Thursday, January 05, 2012

A Midsummer Night's Dream

I read this play for about the seventh time and realized that I have nothing to say about this play because it doesn't surprise me anymore. Or maybe I have too much to say about it and don't know how to filter it down to what's important.

So I'll go ahead and compare it with Romeo and Juliet, a play written around the same time as Midsummer. Both seem to be "about" the madness of love, as it were; Midsummer has a comic resolution, and R&J a tragic. But in both plays the illogic of the lovers' choices and/or actions is made clear. Romeo is hasty and desperate; Juliet has no discretion, choosing Romeo over Paris. The lovers in Midsummer act hastily, escaping from Athens into the woods at night; and we have two male lovers who, for all intents and purposes, are the same person--the moody, dreaming lover.

In both plays there are themes of parental choice vs. personal choice in love. Romeo and Juliet cannot marry because of their feuding families; Juliet's father forces her to accept Paris, whom she does not love. Hermia and Lysander are forbidden to marry, because Egeus has already given his daughter's hand to Demetrius. In the play-within-a-play, Pyramus and Thisbe face almost the same problem as Romeo and Juliet, with similarly tragic consequences.

But both plays also seem to highlight the idea that accidents, or fate, can be just as powerful as human choice. In R&J, the lovers make Plan A, Plan B, and Plan C, scrapping each plan as new circumstances take shape. But despite all their planning (and all their conspirators helping them along the way), accidents line up so that they each needlessly commit suicide. In Midsummer, the lovers make their choices and swear up and down that they will have none other than their chosen love--and then fate, in the form of fairy king Oberon and his servant Puck, show how arbitrary and circumstantial those choices are as they trick Lysander and Demetrius into falling in love with the "other" woman (cf. Daileader). Titania undergoes an even more embarrassing magical transformation, falling in love with someone not only arbitrary but embarrassing.

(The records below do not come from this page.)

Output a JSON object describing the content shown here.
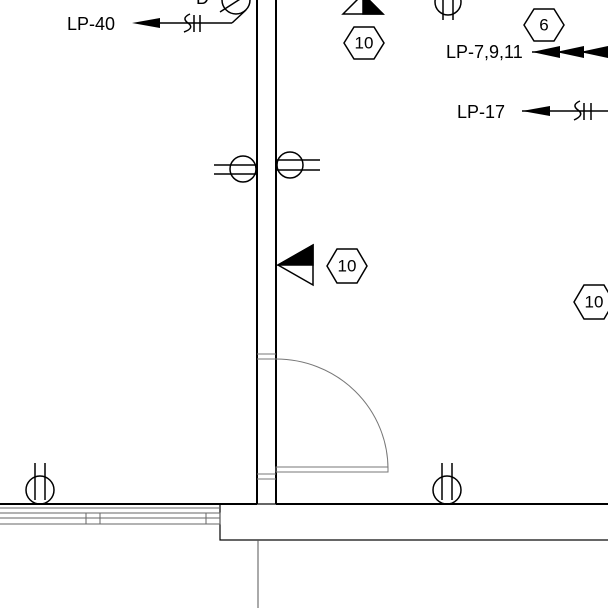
{
  "circuit_labels": {
    "lp40": "LP-40",
    "lp7911": "LP-7,9,11",
    "lp17": "LP-17"
  },
  "device_tags": {
    "top_center": "10",
    "top_right": "6",
    "wall_device": "10",
    "right_edge": "10"
  },
  "clipped_label_fragment": "D",
  "line_color": "#000000",
  "door_swing_color": "#777777"
}
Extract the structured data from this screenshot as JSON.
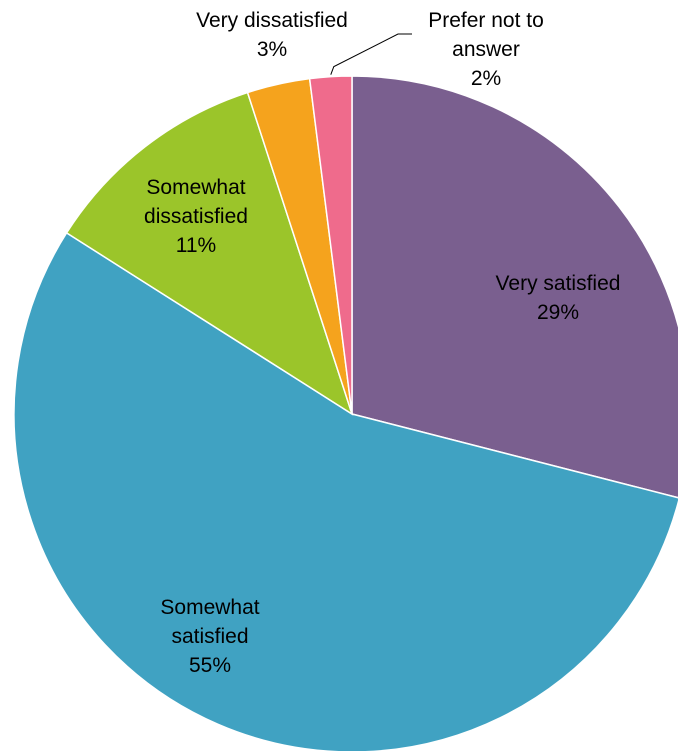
{
  "chart_data": {
    "type": "pie",
    "title": "",
    "slices": [
      {
        "label": [
          "Very satisfied"
        ],
        "value": 29,
        "value_label": "29%",
        "color": "#7a5f8f"
      },
      {
        "label": [
          "Somewhat",
          "satisfied"
        ],
        "value": 55,
        "value_label": "55%",
        "color": "#40a2c2"
      },
      {
        "label": [
          "Somewhat",
          "dissatisfied"
        ],
        "value": 11,
        "value_label": "11%",
        "color": "#9bc52a"
      },
      {
        "label": [
          "Very dissatisfied"
        ],
        "value": 3,
        "value_label": "3%",
        "color": "#f5a31d"
      },
      {
        "label": [
          "Prefer not to",
          "answer"
        ],
        "value": 2,
        "value_label": "2%",
        "color": "#ef6b8c"
      }
    ],
    "start_angle_deg": 0,
    "direction": "clockwise",
    "legend": "none",
    "data_labels": "category and percentage"
  }
}
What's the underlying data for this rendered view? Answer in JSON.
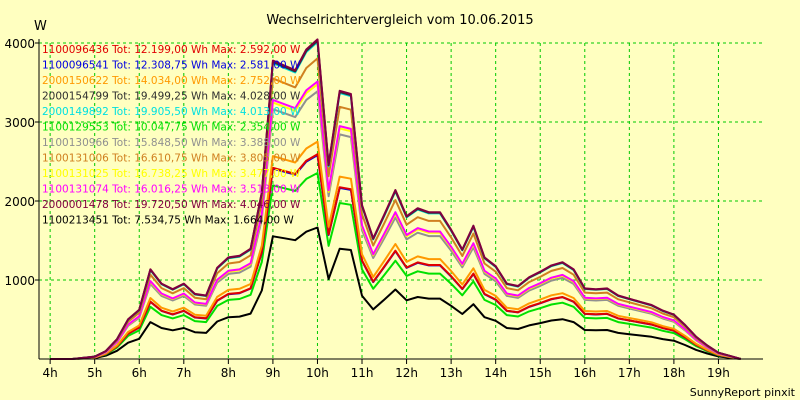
{
  "chart_data": {
    "type": "line",
    "title": "Wechselrichtervergleich vom 10.06.2015",
    "ylabel": "W",
    "xlabel": "",
    "footer": "SunnyReport pinxit",
    "xlim": [
      3.75,
      20.0
    ],
    "ylim": [
      0,
      4000
    ],
    "yticks": [
      1000,
      2000,
      3000,
      4000
    ],
    "yticklabels": [
      "1000",
      "2000",
      "3000",
      "4000"
    ],
    "xticks": [
      4,
      5,
      6,
      7,
      8,
      9,
      10,
      11,
      12,
      13,
      14,
      15,
      16,
      17,
      18,
      19
    ],
    "xticklabels": [
      "4h",
      "5h",
      "6h",
      "7h",
      "8h",
      "9h",
      "10h",
      "11h",
      "12h",
      "13h",
      "14h",
      "15h",
      "16h",
      "17h",
      "18h",
      "19h"
    ],
    "grid": true,
    "colors": {
      "background": "#ffffc0",
      "grid": "#00c800",
      "axis": "#000000"
    },
    "x": [
      4.0,
      4.5,
      5.0,
      5.25,
      5.5,
      5.75,
      6.0,
      6.25,
      6.5,
      6.75,
      7.0,
      7.25,
      7.5,
      7.75,
      8.0,
      8.25,
      8.5,
      8.75,
      9.0,
      9.25,
      9.5,
      9.75,
      10.0,
      10.25,
      10.5,
      10.75,
      11.0,
      11.25,
      11.5,
      11.75,
      12.0,
      12.25,
      12.5,
      12.75,
      13.0,
      13.25,
      13.5,
      13.75,
      14.0,
      14.25,
      14.5,
      14.75,
      15.0,
      15.25,
      15.5,
      15.75,
      16.0,
      16.25,
      16.5,
      16.75,
      17.0,
      17.25,
      17.5,
      17.75,
      18.0,
      18.25,
      18.5,
      18.75,
      19.0,
      19.25,
      19.5
    ],
    "reference_series": "2000154799",
    "reference_values": [
      0,
      0,
      30,
      100,
      250,
      500,
      620,
      1130,
      950,
      880,
      950,
      820,
      800,
      1150,
      1280,
      1300,
      1390,
      2100,
      3760,
      3700,
      3640,
      3900,
      4028,
      2450,
      3380,
      3340,
      1940,
      1520,
      1820,
      2130,
      1800,
      1900,
      1850,
      1850,
      1630,
      1380,
      1680,
      1280,
      1170,
      950,
      920,
      1030,
      1100,
      1180,
      1220,
      1130,
      890,
      880,
      890,
      800,
      760,
      720,
      680,
      610,
      560,
      430,
      280,
      170,
      80,
      40,
      0
    ],
    "series": [
      {
        "label": "1100096436 Tot: 12.199,00 Wh Max: 2.592,00 W",
        "name": "1100096436",
        "total_wh": 12199.0,
        "max_w": 2592.0,
        "color": "#e00000"
      },
      {
        "label": "1100096541 Tot: 12.308,75 Wh Max: 2.581,00 W",
        "name": "1100096541",
        "total_wh": 12308.75,
        "max_w": 2581.0,
        "color": "#0000e0"
      },
      {
        "label": "2000150622 Tot: 14.034,00 Wh Max: 2.752,00 W",
        "name": "2000150622",
        "total_wh": 14034.0,
        "max_w": 2752.0,
        "color": "#ff9900"
      },
      {
        "label": "2000154799 Tot: 19.499,25 Wh Max: 4.028,00 W",
        "name": "2000154799",
        "total_wh": 19499.25,
        "max_w": 4028.0,
        "color": "#303030"
      },
      {
        "label": "2000149892 Tot: 19.905,50 Wh Max: 4.013,00 W",
        "name": "2000149892",
        "total_wh": 19905.5,
        "max_w": 4013.0,
        "color": "#00e0e0"
      },
      {
        "label": "1100129553 Tot: 10.047,75 Wh Max: 2.354,00 W",
        "name": "1100129553",
        "total_wh": 10047.75,
        "max_w": 2354.0,
        "color": "#00e000"
      },
      {
        "label": "1100130966 Tot: 15.848,50 Wh Max: 3.388,00 W",
        "name": "1100130966",
        "total_wh": 15848.5,
        "max_w": 3388.0,
        "color": "#909090"
      },
      {
        "label": "1100131006 Tot: 16.610,75 Wh Max: 3.805,00 W",
        "name": "1100131006",
        "total_wh": 16610.75,
        "max_w": 3805.0,
        "color": "#d08020"
      },
      {
        "label": "1100131025 Tot: 16.738,25 Wh Max: 3.477,00 W",
        "name": "1100131025",
        "total_wh": 16738.25,
        "max_w": 3477.0,
        "color": "#ffff00"
      },
      {
        "label": "1100131074 Tot: 16.016,25 Wh Max: 3.513,00 W",
        "name": "1100131074",
        "total_wh": 16016.25,
        "max_w": 3513.0,
        "color": "#ff00ff"
      },
      {
        "label": "2000001478 Tot: 19.720,50 Wh Max: 4.046,00 W",
        "name": "2000001478",
        "total_wh": 19720.5,
        "max_w": 4046.0,
        "color": "#800040"
      },
      {
        "label": "1100213451 Tot: 7.534,75 Wh Max: 1.664,00 W",
        "name": "1100213451",
        "total_wh": 7534.75,
        "max_w": 1664.0,
        "color": "#000000"
      }
    ]
  }
}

It seems like the theme seems to be, in both plays, that love makes fools of us all. And love is a force of danger. Not only Romeo and Juliet, but also Paris, die for love in R&J; in Midsummer, tragic events are barely forestalled because Lysander and Demetrius definitely want to kill each other and Helena and Hermia fight it out as well. Hermia herself is under sentence of death from the beginning of the play as Athenian law stipulates that if she does not comply with her father's wish, she can be killed. And let's not forget the violence inherent in the relationship between Theseus and Hippolyta: "I wooed thee with my sword and won thy love doing thee injuries" indeed! And when love goes wrong, as it has between Titania and Oberon, seasons, crops, weather patterns are affected--the entire natural world is under siege.

But in each play, love is also a restorative force. After Romeo and Juliet's deaths, the Capulets and the Montagues stop their vicious fighting. After the love-spells have worn off, each lover is with his or her appropriate beloved. Three nuptials are celebrated and a fourth, the reconciled Titania and Oberon, crown them all with fairy blessing that restores everything to the natural order. And this paradoxical nature of love--its destructive AND restorative powers--are referenced in both plays.

The fairy presence is also an interesting through-line. I'm not sure I really "get" Mercutio's entire Queen Mab speech. I see why it's interesting and I understand what he's saying, but I don't really know why it's there (unless as a way for good ol' $hakespeare to show off his versifying). But I heard some really cool Mab resonances in the description of Puck that is given; he is also known for creating mischief and illusions, for playing tricks on people.

Midsummer is a typical comedy in its multiplicity of plots, whereas R&J follows one plot. There is more low-class humor in Midsummer as well; the only lower-class citizen in R&J who seems fully integrated into the plot is the Nurse. She and Bottom have a lot in common, though; both garrulous story-tellers who are, in some ways, the "heart" of the play.

Finally, both plays employ lush love poetry and lots of rhyming dialogue. I'm partial to the poetry of Midsummer, though, because it is so full of flowers and plants and the moon. It is just lovely!